Ao completar meio século de vida, a Contag apresenta uma trajetória de luta e grandes conquistas que melhoraram as condições de vida de milhares de trabalhadores rurais, fruto da organização, trabalho e da mobilização dos mais de 4 mil sindicatos e das 27 federações filiadas que compõem, junto com a Contag, o Movimento Sindical de Trabalhadores e Trabalhadoras Rurais (MSTTR).
A Contag iniciou sua atuação no momento em que se discutiam as reformas de base onde se tratava as relações de trabalho, os assalariados rurais, a reforma agrária e regulação fundiária. Em 1964, o golpe militar reprimiu todos os movimentos populares, inclusive suas lideranças e políticos comprometidos com as reformas de base. A Contag sofreu intervenção e o primeiro presidente da entidade, Lyndolpho Silva, foi preso e exilado. Outras lideranças e dirigentes sindicais foram torturados, exilados e assassinados. A Contag integrou, junto a outros movimentos sociais, a vanguarda na luta contra a ditadura militar e pela redemocratização do Brasil, reivindicando uma ampla e irrestrita anistia política, eleições diretas e a convocação da Assembleia Nacional Constituinte.
Durante a Constituinte, alcançamos conquistas importantes, como a inclusão dos rurais no Regime Geral da Previdência Social e a extensão dos direitos trabalhistas aos assalariados(as) rurais.
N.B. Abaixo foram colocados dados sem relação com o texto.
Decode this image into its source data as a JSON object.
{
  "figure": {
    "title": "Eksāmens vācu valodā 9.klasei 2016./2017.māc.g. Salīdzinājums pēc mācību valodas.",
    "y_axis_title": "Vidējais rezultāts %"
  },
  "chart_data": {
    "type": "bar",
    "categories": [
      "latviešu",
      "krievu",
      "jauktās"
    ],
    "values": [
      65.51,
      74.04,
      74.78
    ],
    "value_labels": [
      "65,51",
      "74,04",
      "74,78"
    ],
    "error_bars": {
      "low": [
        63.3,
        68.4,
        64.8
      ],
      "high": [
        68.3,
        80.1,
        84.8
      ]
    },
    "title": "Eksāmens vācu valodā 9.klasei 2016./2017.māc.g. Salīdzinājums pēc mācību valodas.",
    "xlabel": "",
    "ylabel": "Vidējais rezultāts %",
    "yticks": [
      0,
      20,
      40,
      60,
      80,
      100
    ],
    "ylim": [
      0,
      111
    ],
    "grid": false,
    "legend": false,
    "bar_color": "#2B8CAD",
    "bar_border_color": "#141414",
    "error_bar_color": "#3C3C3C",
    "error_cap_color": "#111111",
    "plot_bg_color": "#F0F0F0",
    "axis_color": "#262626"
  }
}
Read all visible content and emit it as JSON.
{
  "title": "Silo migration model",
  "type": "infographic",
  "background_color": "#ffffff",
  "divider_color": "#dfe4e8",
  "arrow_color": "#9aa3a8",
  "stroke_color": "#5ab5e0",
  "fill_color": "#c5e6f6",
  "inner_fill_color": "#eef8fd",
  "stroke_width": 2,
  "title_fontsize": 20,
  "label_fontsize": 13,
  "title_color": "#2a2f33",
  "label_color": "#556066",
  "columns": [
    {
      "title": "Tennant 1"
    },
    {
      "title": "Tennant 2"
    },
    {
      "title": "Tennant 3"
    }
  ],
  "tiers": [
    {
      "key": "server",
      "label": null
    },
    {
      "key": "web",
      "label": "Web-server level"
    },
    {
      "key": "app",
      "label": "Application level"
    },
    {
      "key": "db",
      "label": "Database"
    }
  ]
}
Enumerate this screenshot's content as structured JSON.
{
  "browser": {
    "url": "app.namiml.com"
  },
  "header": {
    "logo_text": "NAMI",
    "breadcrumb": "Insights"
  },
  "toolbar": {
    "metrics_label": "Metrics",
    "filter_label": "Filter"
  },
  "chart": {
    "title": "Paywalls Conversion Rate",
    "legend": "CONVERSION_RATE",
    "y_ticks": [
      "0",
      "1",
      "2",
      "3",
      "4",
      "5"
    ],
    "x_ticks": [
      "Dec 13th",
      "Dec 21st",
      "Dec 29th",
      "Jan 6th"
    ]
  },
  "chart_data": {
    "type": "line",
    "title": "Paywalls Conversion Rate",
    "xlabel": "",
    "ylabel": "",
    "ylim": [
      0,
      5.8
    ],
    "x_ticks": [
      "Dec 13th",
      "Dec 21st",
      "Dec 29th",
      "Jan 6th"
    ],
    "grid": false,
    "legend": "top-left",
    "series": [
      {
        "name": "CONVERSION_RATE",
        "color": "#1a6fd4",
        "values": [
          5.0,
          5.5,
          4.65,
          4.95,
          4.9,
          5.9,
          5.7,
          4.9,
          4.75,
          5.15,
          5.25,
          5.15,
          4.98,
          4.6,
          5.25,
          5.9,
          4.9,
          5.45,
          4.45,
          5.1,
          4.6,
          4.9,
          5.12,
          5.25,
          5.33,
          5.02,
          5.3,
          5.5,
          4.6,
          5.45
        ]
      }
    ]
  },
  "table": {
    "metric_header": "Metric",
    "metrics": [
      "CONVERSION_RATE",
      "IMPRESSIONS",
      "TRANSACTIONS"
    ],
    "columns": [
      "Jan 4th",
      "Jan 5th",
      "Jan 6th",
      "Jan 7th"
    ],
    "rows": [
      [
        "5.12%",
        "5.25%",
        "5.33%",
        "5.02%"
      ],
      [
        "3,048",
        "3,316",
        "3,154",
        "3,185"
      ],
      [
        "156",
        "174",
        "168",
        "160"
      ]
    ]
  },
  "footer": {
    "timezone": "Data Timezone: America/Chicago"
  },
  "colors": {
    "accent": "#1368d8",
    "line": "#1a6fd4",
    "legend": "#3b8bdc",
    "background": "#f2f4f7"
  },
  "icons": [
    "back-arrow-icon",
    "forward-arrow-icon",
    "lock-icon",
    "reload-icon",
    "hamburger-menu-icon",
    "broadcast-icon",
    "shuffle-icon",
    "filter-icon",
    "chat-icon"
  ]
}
Em contraposição ao avanço das políticas neoliberais e o fortalecimento do atual modelo agrícola predominante, formado pela aliança da classe patronal com o capital financeiro e industrial denominado Agronegócio, o MSTTR construiu o Projeto Alternativo de Desenvolvimento Rural Sustentável e Solidário (PADRSS) como um instrumento estratégico para assegurar melhores condições de vida e de trabalho para o homem e a mulher do campo, através da reforma agrária, da valorização e fortalecimento da agricultura familiar, da valorização do trabalho e por políticas públicas capazes de assegurar a inclusão social e a qualidade de vida no campo brasileiro.
Esses 50 anos foram marcados pelas constantes mobilizações em defesa dos interesses dos trabalhadores e trabalhadoras rurais, entre as quais podem ser destacadas o Grito da Terra Brasil, a Marcha das Margaridas, o Festival da Juventude e a Mobilização dos Assalariados(as) Rurais, que continuam conquistando melhorias para toda a população do campo. Internamente, a Contag fortaleceu a democracia, assegurando a integração das mulheres, dos jovens e das pessoas da terceira idade em suas mobilizações e instâncias deliberativas. A Contag é referência no país na luta pela construção de uma sociedade mais justa, democrática e igualitária, e na defesa permanente dos interesses dos trabalhadores e trabalhadoras rurais."